BBC El País La Stampa La Stampa 2 La Stampa 3 Repubblica Repubblica 2 Il Sole 24 Ore WSJ WSJ 2 Irish Independent Economist: Leader Economist: Italy briefing IHTLes Echos Il Sole 24 Ore: ReglingFAZ Independent FT FT Guardian FTD Times City AM Bloomberg
Andrea Leadsom MP: The work on how best to repatriate powers from the EU has begun
On Conservative Home, co-chairman of the new All-Party Parliamentary Group on European Reform Andrea Leadsom MP writes that: “it is vital that we are not simply passengers in a journey towards a Eurozone fiscal union, but that we also take a long hard look at what Britain wants out of the almost inevitable treaty changes that lie ahead…our purpose is to set out and identify priority areas for the repatriation of powers and our challenge is to do this in a way that does not deprive us of access to the single market. The APPG will consider both the ‘what’ and the ‘how’.”
Separately, Open Europe’s Stephen Booth argues that: “With greater eurozone integration looking increasingly likely, there is a real risk that non-euro members, such as the UK, are consistently outvoted by a eurozone 'caucus’ on crucial votes regarding not only social and employment law but other issues of vital importance to the UK’s interests, such as on financial services and the wider single market. The need has therefore never been greater for a comprehensive plan to get powers back from the EU as part of the long-term political settlement to reshape Europe in the wake of the current crisis”.
Following yesterday’s finding by the European Court of Auditors that approximately 3.7%of last year’s EU budget was affected by error, Open Europe are quoted in the Mail arguing that: “The EU budget is too large, too complex and completely irrational. UK taxpayers send billions to Brussels and receive some of it back, but with various strings attached on how it can be spent… The UK should use its veto over the upcoming negotiations on the long-term EU budget to demand significant cuts and reform of the outdated policies that it is funding.”
Junior doctors not complying with EU’s Working Time Directive
The Telegraph reports that although almost all NHS trusts now claim to comply with the EU’s Working Time Directive, which came into force in August 2009, the Royal College of Surgeons have said that many junior doctors are working additional hours over and above the 48 hour limit as "internal locums", which are not recorded under the system. Bob Greatorex of the RCS said that “They are doing this in order to keep services going and for patient safety purposes”, as the 48-hour rotas often meant there were not enough doctors on duty, even though strictly speaking such measures are not legal under the Directive.

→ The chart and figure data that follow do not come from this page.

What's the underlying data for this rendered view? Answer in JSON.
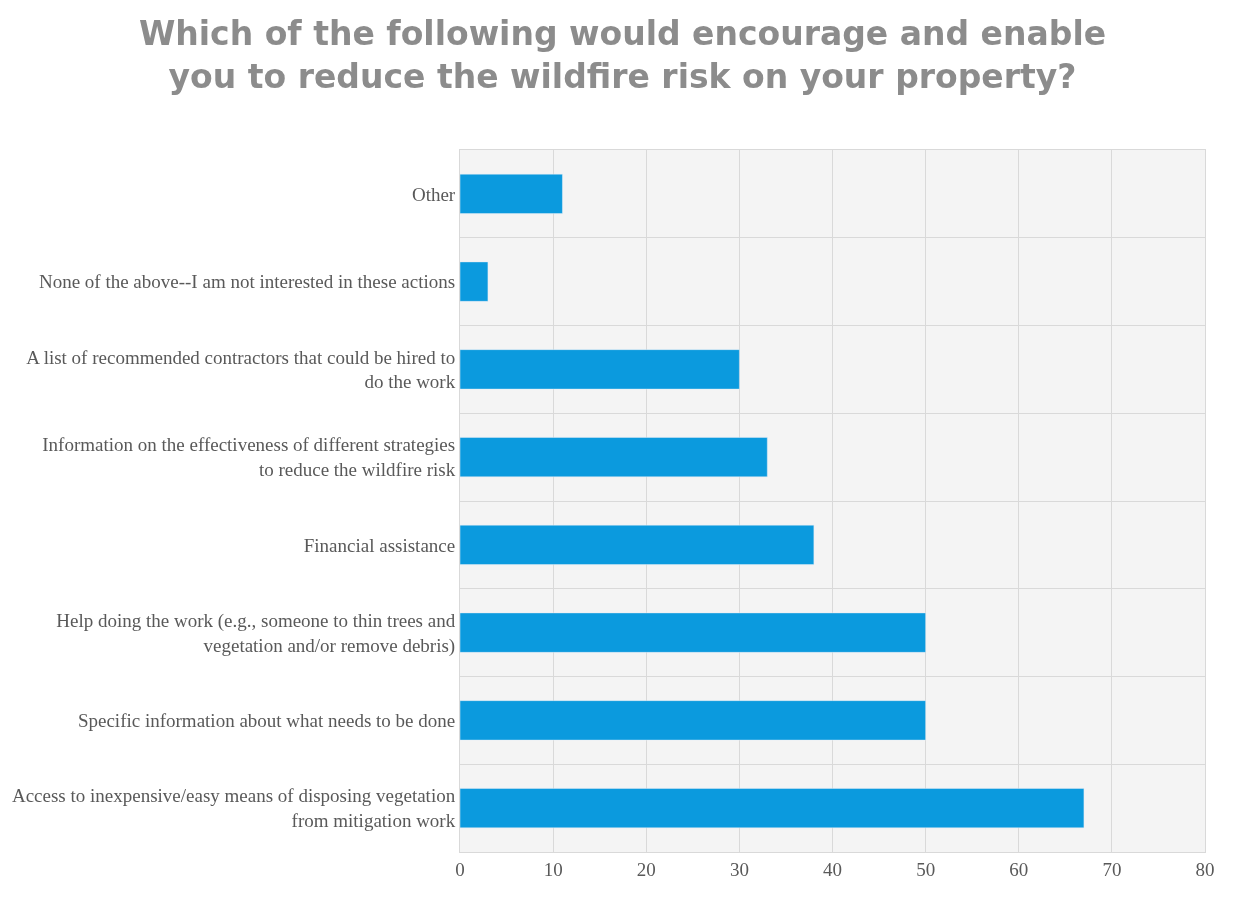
{
  "chart_data": {
    "type": "bar",
    "orientation": "horizontal",
    "title": "Which of the following would encourage and enable you to reduce the wildfire risk on your property?",
    "categories": [
      "Other",
      "None of the above--I am not interested in these actions",
      "A list of recommended contractors that could be hired to do the work",
      "Information on the effectiveness of different strategies to reduce the wildfire risk",
      "Financial assistance",
      "Help doing the work (e.g., someone to thin trees and vegetation and/or remove debris)",
      "Specific information about what needs to be done",
      "Access to inexpensive/easy means of disposing vegetation from mitigation work"
    ],
    "values": [
      11,
      3,
      30,
      33,
      38,
      50,
      50,
      67
    ],
    "color": "#0b9ade",
    "xlim": [
      0,
      80
    ],
    "xticks": [
      0,
      10,
      20,
      30,
      40,
      50,
      60,
      70,
      80
    ],
    "grid": true
  }
}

Bild reports that EU Health Commissioner John Dalli will propose a plan in December that will make the registration and identification of cats and dogs obligatory.
EUobserver reports that Germany is considering an EU visa ban on Russian officials implicated in the murder of lawyer Sergei Magnitsky, and that one option would be to unilaterally ‘red flag’ the individuals, which would force all 25 Schengen members to keep them out.